1. They do different things. Hadoop and Apache Spark are both big-data frameworks, but they don’t actually serve the same functions. Hadoop is basically a distributed information infrastructure: It doles out huge data collections across multiple nodes within a cluster of commodity servers, which means you do not need to buy and keep expensive custom hardware. In addition, it indexes and keeps track of that info, empowering big-data analytics and processing far more effectively than was possible previously. Spark, on the other hand, is a data-processing tool that operates on those distributed data collections; it doesn’t do distributed storage.

 

2.  You can use one without the other. Hadoop includes not only a storage part, referred to as the Hadoop Distributed File System, so you don’t need Spark to get your processing, but also a processing part called MapReduce.
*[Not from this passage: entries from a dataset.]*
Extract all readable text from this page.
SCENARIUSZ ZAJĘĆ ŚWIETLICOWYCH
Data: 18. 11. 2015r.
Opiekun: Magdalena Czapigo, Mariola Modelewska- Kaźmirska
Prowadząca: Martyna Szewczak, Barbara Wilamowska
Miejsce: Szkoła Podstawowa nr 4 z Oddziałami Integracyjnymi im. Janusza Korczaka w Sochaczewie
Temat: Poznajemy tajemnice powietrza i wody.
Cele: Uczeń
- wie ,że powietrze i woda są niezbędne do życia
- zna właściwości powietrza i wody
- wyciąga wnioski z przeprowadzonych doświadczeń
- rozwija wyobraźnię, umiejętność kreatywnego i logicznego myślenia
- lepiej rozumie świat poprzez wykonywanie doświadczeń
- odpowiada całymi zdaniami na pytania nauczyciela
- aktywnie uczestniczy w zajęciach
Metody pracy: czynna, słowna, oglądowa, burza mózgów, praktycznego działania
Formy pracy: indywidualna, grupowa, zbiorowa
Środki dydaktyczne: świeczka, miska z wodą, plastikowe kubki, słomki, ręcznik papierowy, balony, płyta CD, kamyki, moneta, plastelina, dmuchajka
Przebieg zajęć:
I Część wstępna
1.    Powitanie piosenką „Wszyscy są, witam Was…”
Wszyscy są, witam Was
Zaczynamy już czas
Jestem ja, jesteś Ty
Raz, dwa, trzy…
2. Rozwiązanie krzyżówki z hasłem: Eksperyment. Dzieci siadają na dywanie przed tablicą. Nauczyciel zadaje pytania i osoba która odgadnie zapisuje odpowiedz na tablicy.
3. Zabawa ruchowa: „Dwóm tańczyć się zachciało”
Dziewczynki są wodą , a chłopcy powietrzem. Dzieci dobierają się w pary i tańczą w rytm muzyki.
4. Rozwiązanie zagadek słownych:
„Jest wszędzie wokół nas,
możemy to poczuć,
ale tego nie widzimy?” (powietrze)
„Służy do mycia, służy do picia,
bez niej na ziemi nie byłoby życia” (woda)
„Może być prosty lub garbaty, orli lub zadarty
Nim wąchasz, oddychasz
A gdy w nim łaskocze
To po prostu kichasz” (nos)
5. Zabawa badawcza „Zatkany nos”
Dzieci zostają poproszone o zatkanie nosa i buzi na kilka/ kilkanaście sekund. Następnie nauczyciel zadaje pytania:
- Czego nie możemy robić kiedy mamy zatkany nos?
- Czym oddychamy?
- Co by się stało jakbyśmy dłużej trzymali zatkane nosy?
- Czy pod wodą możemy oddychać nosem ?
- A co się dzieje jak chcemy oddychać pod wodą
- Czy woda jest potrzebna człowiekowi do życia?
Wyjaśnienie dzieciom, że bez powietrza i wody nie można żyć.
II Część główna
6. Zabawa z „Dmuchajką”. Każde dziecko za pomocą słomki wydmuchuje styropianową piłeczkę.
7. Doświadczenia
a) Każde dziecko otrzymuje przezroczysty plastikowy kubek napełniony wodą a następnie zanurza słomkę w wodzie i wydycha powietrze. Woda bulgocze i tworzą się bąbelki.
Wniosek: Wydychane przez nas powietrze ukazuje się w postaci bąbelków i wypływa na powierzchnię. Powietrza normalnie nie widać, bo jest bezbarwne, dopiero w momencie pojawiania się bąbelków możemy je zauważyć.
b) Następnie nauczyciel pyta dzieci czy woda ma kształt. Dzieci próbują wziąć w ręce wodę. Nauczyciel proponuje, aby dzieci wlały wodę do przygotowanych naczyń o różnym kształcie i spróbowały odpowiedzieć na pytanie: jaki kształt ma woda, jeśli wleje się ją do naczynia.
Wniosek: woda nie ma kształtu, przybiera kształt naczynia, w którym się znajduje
Conversely, you can even use Spark without Hadoop. Spark does not come with its own file management system, though, so it must be integrated with one — if not HDFS, afterward another cloud-based info platform. Spark was designed for Hadoop, however, so many agree they’re better collectively.

 

3. Spark is quicker. Spark is usually a lot quicker than MapReduce because of the way it processes data. Spark functions on the entire data set in one fell swoop while MapReduce operates in measures. “The MapReduce workflow looks like this: read information from the cluster, perform an operation, write results to the cluster, read updated information from the cluster, perform next operation, write next results to the bunch, etc.,” explained Kirk Borne, principal info scientist at Booz Allen Hamilton. Spark, on the other hand, finishes the full data analytics operations in-memory and in near real time: “Read information from the bunch, perform all the necessary analytic operations, write results to the cluster, done,” Borne said. Spark can be as much as 10 times quicker than MapReduce for batch processing and up to 100 times quicker for in-memory analytics, he said.

 

 

4. You may not need Spark’s speed. MapReduce’s processing fashion can be just fine if your data operations and reporting conditions are mostly static and you’ll be able to wait for batch-mode processing. But if you must do analytics on streaming data, like from detectors on a factory floor, or have applications that need multiple operations, you probably want to go with Spark. Most machine learning algorithms, by way of example, need multiple procedures. Common uses for Spark contain real-time marketing campaigns, product recommendations that are online, cybersecurity analytics and machine log monitoring.